People without diabetes can also experience low blood sugar, though it’s less common. The most familiar form is reactive hypoglycemia, where blood sugar dips a few hours after eating, particularly after a meal high in refined carbohydrates. The exact cause often isn’t clear, but it appears to involve the body overproducing insulin in response to a rapid spike in blood sugar.

Other causes include alcohol consumption, certain types of tumors that affect insulin production, inherited metabolic conditions, and complications from gastric bypass or other weight-loss surgeries. Alcohol is worth special attention: it reduces the liver’s ability to produce new glucose by roughly 45% in the hours after drinking.
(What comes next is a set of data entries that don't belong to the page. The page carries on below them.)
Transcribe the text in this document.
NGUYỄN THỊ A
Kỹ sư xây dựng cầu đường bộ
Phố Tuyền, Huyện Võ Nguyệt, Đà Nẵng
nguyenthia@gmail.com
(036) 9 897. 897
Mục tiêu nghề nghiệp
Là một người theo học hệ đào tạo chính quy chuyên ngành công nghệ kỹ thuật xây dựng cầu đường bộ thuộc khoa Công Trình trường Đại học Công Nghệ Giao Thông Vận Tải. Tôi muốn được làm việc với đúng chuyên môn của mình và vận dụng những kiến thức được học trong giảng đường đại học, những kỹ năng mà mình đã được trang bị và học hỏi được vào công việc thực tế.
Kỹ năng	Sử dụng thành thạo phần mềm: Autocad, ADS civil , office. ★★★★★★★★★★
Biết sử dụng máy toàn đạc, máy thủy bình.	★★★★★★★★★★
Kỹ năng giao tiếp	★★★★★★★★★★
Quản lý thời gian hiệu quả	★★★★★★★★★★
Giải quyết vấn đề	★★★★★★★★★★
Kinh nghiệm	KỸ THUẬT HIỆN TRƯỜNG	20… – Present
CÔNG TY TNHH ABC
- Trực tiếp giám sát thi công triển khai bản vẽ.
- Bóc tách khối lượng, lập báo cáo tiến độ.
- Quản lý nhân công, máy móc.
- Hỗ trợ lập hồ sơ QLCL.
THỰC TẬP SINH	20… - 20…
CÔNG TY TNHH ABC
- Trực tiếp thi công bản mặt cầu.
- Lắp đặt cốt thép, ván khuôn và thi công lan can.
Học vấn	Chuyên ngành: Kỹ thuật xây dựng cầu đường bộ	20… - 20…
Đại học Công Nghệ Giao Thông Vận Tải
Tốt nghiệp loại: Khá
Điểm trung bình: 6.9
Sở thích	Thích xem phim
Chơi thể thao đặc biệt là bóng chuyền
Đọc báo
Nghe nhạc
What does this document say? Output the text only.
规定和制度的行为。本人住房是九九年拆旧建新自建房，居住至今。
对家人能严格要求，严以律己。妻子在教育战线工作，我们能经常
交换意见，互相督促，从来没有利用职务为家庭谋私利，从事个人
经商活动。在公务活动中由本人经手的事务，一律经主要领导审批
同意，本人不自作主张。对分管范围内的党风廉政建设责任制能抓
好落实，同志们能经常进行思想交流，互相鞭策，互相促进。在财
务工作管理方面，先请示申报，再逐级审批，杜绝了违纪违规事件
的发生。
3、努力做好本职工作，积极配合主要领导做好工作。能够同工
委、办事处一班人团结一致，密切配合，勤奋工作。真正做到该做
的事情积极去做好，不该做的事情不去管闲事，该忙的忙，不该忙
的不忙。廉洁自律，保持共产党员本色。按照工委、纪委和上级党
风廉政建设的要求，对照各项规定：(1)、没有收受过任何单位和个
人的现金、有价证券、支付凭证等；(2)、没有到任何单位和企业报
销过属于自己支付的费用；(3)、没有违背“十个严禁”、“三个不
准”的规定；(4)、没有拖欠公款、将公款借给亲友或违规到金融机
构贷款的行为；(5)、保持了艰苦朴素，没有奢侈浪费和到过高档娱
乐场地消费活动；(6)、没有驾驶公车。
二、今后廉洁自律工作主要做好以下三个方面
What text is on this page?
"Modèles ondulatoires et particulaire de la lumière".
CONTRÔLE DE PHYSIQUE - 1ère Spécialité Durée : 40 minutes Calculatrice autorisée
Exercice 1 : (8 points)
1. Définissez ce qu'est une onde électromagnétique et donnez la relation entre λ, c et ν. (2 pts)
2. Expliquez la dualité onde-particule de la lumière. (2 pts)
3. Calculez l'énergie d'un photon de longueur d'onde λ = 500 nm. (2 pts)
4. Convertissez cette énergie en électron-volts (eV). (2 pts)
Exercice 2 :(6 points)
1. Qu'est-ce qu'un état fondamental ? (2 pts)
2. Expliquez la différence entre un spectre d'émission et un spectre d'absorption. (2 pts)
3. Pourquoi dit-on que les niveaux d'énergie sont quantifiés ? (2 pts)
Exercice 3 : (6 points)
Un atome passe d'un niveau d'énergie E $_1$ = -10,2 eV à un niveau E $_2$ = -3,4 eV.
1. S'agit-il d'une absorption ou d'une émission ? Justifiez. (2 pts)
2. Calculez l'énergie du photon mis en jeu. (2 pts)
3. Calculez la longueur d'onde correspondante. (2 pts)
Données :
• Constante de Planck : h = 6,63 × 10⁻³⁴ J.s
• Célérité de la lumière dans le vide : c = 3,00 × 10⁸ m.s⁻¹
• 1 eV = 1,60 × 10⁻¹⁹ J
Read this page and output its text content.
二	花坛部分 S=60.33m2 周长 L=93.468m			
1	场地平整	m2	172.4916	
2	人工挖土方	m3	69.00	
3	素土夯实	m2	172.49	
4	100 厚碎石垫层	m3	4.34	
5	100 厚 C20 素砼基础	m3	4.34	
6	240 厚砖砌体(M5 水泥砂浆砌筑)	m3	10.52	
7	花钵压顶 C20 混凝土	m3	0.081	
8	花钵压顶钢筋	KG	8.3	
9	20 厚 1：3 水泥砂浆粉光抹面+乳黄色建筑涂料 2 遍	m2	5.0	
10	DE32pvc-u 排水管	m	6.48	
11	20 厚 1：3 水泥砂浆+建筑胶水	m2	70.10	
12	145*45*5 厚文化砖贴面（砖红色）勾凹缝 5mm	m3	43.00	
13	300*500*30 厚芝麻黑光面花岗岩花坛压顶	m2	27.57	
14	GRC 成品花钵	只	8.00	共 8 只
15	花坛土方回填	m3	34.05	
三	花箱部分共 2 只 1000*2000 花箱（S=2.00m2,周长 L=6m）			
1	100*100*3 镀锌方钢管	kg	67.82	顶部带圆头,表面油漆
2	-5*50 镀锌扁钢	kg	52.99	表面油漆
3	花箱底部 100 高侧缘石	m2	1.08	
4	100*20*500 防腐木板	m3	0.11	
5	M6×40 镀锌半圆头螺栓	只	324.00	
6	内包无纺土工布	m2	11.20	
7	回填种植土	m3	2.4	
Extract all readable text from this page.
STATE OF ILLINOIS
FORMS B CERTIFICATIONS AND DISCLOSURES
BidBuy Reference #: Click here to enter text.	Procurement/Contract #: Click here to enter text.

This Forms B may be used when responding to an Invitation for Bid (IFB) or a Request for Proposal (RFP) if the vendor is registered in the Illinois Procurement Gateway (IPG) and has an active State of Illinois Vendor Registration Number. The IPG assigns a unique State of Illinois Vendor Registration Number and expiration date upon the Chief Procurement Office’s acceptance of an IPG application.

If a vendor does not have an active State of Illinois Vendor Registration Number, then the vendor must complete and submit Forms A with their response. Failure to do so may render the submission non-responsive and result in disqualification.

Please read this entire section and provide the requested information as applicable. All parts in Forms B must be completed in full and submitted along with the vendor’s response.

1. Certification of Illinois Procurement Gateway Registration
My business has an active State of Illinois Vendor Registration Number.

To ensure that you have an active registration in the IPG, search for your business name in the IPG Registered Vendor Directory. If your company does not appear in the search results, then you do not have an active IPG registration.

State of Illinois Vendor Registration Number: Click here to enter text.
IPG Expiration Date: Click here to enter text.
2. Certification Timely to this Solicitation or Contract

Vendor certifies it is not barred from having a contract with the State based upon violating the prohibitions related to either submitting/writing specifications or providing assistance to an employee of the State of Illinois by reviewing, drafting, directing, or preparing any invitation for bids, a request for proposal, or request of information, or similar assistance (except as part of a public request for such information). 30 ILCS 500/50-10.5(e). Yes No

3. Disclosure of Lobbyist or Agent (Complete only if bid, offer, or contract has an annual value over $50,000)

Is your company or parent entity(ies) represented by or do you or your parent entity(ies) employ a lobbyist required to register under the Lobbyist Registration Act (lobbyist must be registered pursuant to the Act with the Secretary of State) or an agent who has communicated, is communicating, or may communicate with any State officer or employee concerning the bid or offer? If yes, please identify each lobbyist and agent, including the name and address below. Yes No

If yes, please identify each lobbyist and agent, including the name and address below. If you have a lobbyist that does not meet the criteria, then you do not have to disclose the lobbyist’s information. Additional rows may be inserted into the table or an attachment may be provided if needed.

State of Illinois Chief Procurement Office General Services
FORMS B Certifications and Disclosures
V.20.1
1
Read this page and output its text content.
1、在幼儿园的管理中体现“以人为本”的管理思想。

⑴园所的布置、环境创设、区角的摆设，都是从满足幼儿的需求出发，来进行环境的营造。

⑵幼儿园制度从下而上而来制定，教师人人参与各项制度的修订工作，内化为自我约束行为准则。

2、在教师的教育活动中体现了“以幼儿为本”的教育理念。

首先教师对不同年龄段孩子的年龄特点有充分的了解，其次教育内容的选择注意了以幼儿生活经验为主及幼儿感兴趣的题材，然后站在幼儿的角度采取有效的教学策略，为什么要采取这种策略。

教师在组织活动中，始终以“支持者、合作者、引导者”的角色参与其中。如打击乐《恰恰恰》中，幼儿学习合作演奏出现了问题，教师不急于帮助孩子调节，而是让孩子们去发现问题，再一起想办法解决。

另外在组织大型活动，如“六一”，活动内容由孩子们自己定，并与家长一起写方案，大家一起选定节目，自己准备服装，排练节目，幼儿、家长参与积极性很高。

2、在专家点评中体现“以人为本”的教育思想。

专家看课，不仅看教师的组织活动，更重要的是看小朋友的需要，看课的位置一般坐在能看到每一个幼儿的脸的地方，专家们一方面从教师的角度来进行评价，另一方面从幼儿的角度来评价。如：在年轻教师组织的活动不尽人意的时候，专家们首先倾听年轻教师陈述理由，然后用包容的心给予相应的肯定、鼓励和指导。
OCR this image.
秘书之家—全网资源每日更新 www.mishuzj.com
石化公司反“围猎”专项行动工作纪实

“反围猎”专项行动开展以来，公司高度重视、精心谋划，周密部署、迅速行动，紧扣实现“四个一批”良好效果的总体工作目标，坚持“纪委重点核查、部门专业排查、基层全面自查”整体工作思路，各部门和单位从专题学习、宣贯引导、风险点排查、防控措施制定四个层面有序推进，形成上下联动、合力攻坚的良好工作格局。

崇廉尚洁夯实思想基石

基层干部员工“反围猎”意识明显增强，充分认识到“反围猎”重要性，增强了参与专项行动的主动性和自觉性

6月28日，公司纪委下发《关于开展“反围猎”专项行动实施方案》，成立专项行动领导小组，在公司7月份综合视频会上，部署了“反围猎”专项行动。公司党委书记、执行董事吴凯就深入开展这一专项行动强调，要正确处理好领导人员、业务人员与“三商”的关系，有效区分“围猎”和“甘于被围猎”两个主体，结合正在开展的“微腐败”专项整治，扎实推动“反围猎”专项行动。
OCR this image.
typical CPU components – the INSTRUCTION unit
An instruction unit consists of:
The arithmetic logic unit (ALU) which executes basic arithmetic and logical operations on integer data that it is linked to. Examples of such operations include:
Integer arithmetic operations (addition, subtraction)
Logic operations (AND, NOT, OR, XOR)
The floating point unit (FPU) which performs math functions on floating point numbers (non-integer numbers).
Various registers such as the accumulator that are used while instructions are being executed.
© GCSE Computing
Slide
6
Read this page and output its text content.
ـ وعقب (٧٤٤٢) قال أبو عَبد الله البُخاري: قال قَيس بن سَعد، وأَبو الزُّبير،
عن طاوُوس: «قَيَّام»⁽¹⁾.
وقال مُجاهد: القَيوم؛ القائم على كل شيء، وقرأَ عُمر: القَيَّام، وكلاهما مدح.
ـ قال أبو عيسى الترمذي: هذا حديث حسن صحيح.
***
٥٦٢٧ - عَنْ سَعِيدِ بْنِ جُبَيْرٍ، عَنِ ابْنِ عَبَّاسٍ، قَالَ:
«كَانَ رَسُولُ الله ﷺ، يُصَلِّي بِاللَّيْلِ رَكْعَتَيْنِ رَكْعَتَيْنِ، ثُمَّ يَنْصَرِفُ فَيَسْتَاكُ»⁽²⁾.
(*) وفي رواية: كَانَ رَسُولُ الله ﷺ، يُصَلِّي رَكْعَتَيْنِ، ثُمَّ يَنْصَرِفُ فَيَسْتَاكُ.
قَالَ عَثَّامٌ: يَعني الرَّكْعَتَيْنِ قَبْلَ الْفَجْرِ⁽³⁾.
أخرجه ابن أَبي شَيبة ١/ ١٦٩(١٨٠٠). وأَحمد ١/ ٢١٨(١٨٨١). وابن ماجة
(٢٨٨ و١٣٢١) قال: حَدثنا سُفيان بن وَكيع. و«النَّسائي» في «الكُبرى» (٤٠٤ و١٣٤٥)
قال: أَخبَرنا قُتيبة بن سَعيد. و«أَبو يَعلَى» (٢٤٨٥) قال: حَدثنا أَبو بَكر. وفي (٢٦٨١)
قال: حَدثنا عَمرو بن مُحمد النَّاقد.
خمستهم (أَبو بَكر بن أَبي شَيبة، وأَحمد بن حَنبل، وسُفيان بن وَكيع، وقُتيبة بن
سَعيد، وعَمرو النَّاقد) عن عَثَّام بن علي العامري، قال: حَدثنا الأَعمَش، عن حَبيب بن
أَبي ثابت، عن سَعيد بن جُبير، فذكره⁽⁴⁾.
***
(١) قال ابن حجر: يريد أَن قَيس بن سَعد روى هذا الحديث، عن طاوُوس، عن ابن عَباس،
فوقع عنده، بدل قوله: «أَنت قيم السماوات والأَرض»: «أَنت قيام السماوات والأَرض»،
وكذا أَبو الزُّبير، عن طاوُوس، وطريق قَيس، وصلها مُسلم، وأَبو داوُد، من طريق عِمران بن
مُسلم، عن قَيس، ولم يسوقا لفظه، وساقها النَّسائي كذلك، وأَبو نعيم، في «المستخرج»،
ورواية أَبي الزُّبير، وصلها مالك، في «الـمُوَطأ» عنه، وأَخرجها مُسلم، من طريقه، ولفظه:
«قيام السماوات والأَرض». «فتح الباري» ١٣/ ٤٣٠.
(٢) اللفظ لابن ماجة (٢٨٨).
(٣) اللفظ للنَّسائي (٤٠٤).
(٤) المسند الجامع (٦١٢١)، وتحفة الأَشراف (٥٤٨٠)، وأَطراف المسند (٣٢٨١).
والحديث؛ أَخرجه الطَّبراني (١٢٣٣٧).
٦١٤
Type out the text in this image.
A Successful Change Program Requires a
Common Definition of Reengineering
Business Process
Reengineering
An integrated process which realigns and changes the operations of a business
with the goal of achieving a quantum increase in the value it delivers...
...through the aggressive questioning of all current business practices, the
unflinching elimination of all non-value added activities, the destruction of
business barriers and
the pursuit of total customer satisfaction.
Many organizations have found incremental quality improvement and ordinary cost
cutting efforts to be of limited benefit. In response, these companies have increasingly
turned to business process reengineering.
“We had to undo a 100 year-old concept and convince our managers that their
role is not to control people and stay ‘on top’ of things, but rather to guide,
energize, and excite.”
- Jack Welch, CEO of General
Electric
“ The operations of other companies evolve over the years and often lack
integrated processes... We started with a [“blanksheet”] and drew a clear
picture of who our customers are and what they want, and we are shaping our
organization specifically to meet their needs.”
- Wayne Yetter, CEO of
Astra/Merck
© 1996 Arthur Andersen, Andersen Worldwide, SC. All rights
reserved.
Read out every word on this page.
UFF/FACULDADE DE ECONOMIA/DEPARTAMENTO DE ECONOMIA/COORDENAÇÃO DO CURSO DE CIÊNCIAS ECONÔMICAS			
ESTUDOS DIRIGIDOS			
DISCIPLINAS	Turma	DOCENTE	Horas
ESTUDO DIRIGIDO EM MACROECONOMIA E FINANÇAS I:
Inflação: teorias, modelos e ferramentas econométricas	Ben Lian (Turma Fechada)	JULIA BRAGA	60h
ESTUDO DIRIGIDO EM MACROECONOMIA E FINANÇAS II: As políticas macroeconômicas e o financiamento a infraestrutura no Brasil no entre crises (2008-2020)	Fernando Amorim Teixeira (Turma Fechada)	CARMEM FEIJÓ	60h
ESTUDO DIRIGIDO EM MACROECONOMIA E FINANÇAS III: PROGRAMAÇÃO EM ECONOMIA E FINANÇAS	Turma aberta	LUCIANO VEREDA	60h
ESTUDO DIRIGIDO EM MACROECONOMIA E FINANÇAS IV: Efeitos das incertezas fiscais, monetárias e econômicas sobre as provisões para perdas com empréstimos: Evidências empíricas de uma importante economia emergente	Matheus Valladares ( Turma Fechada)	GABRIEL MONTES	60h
The liver normally compensates by releasing stored glucose, but if those stores are low (after fasting or skipping meals, for instance), blood sugar can drop significantly. This effect can be delayed, showing up hours after the last drink.

How Your Body Fights Back

Your body has a built-in defense system against low blood sugar. When glucose drops, the pancreas releases a hormone called glucagon, which tells the liver to convert its stored energy into glucose and release it into the bloodstream. At the same time, the adrenal glands pump out adrenaline (that’s what causes the shaking and racing heart) and cortisol, both of which help push blood sugar back up. In a healthy person, this system kicks in quickly and corrects a mild dip before it becomes dangerous.

In people with diabetes who experience frequent lows, this defense system can start to malfunction. The body stops releasing adrenaline at the normal threshold, which means the early warning symptoms disappear. This is called hypoglycemia unawareness, and it’s particularly risky because blood sugar can plunge to dangerous levels without any of the usual shaking, sweating, or hunger to alert you. One practical screening question doctors use: if you don’t notice symptoms until your blood sugar is already in the 50s, you may have developed this condition and are at higher risk for severe episodes.

Treating a Low in the Moment

The standard approach is called the 15-15 rule. Eat or drink 15 grams of fast-acting carbohydrates, then wait 15 minutes and check your blood sugar again. If it’s still below 70 mg/dL, repeat. Keep repeating until your blood sugar returns to your target range. Good sources of 15 grams of fast-acting carbs include four glucose tablets, four ounces of juice or regular soda, or a tablespoon of honey.

The key word is “fast-acting.” A candy bar or a handful of nuts won’t work as quickly because fat and protein slow digestion. You want something that hits your bloodstream fast.

For severe episodes where someone is too confused, unconscious, or unable to eat or drink safely, emergency glucagon treatments are available. These come in nasal spray and injectable forms and are designed so that a family member, coworker, or bystander can administer them. If you take insulin or sulfonylureas, having one of these kits accessible and making sure the people around you know how to use it is a practical safety measure.

Long-Term Risks of Repeated Lows

A single mild episode of low blood sugar, while unpleasant, resolves quickly and doesn’t cause lasting harm. Repeated episodes are a different story. Frequent lows can contribute to long-term problems with brain function and heart health. They also train the body to stop recognizing low blood sugar, creating a cycle where each episode makes the next one harder to detect and more likely to become severe. Loss of consciousness during a low can lead to falls, car accidents, or injuries at work, putting both the person and those around them at risk.

For people with diabetes who experience frequent lows, the most effective strategy is breaking the cycle. Adjusting medication timing, using continuous glucose monitors that alert you before blood sugar drops too far, and maintaining consistent meal patterns all help restore the body’s ability to recognize and respond to falling blood sugar over time.